Unbeknownst to Abbas, and unimagined by Hosni Mubarak, the NSA heard every word of the negotiations. They knew Mubarak had detailed a state-owned airliner to evacuate the murderers. They knew Abbas had joined the hijackers. They knew the destination was Tunisia. They even knew the tail number of the aircraft—2843.
On the evening of October 9, SEAL Team Six’s aircraft departed from the forward staging base, heading west across the Med toward home. Aboard our aircraft were Captain Gormly and the operations staff of SEAL Six. The mood aboard the plane was somber. It looked to all hands like another Gerbil Cage, and no one was happy about it. The medical officers passed out sleeping pills for the long trip home. We called the capsules “doggie downers”; they were ass kickers, but I was too wound up to sleep. I was too wound up even to be put to sleep. I slipped my pill into the pocket of my flight suit and tried to read a book.

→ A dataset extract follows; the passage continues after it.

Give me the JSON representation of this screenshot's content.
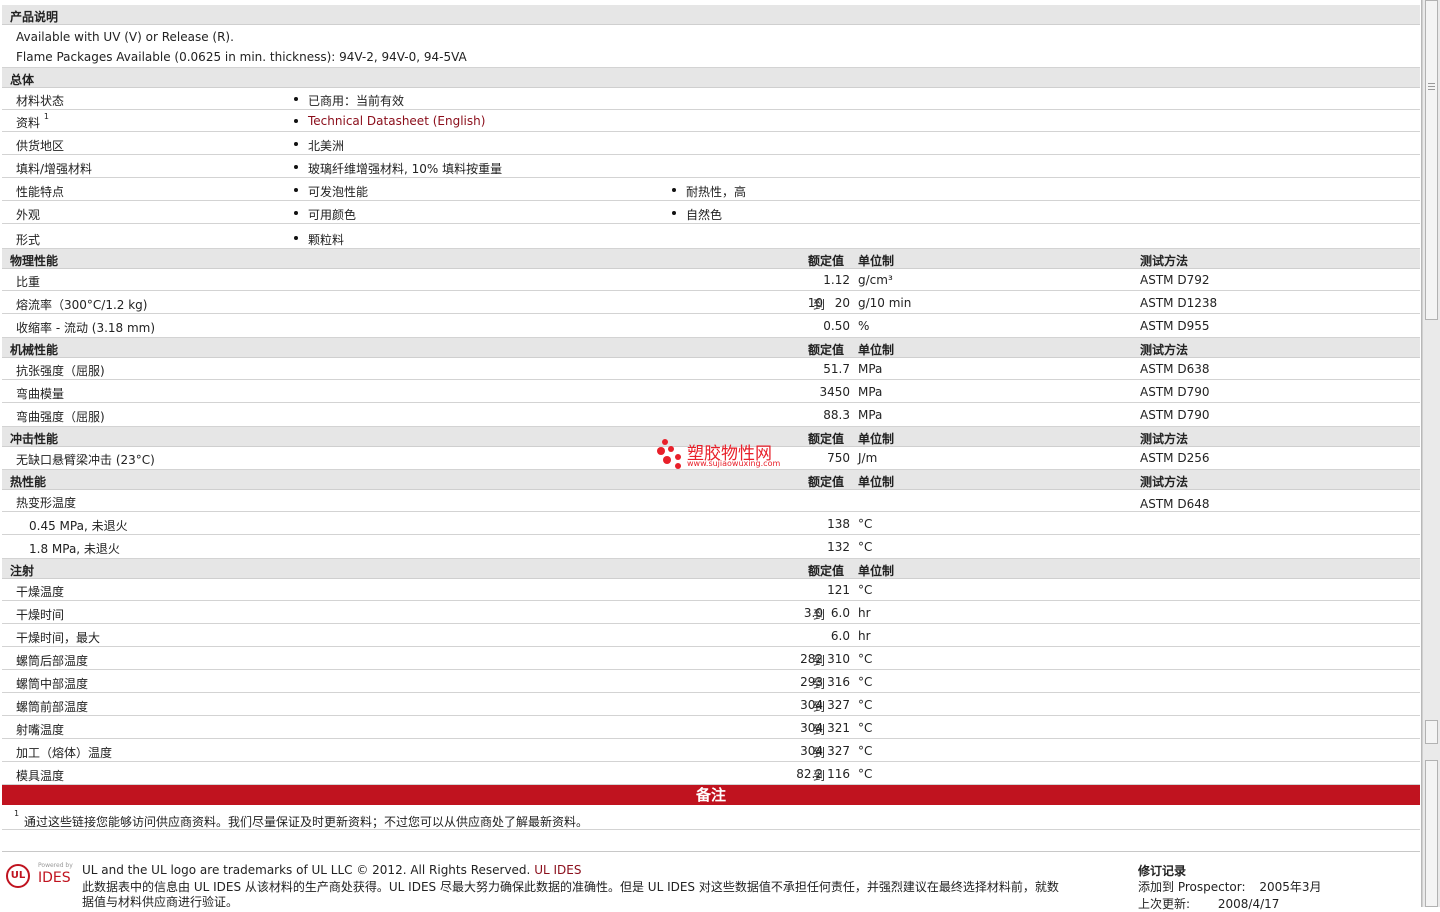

I could not concentrate. Like everyone else on the plane, I felt that we had been ready to go, and that even if we could not have prevented the murder of Leon Klinghoffer, we certainly could have retaken the ship. As if it had not occurred to me before, I weighed the fact that like the rest of the world, we danced to the tune of the politicians. Bettino Craxi had been powerless against a gang of criminals and had looked for the easiest way out. Mubarak, too, wanted no trouble with the PLO. He was not above lying to the world to allow the murderers to escape. The dance went on.
Maybe twenty minutes into our flight, we found out that we were still dancing. Word reached us that F-14 Tomcat fighters from U.S.S.
Saratoga
would soon intercept the EgyptAir 737. The plane would be forced to land at the U.S.-Italian air base at Sigonella, Sicily. We were back in the game.
Sean’s C-141 was diverted to Sigonella. His assault group would be responsible for setting security on the airplane once it was down, and preventing it from taking off. Our C-141 would land directly behind the 737, take custody of the criminals, and return them to the United States. No one on our aircraft expected the terrorists to come peaceably, and we geared up to assault the 737, an operation we had rehearsed many times. As soon as we were told what was going on, about a dozen guys lined up at the plane’s single toilet to vomit up their sleeping pills. It was simple luck that I had not taken mine.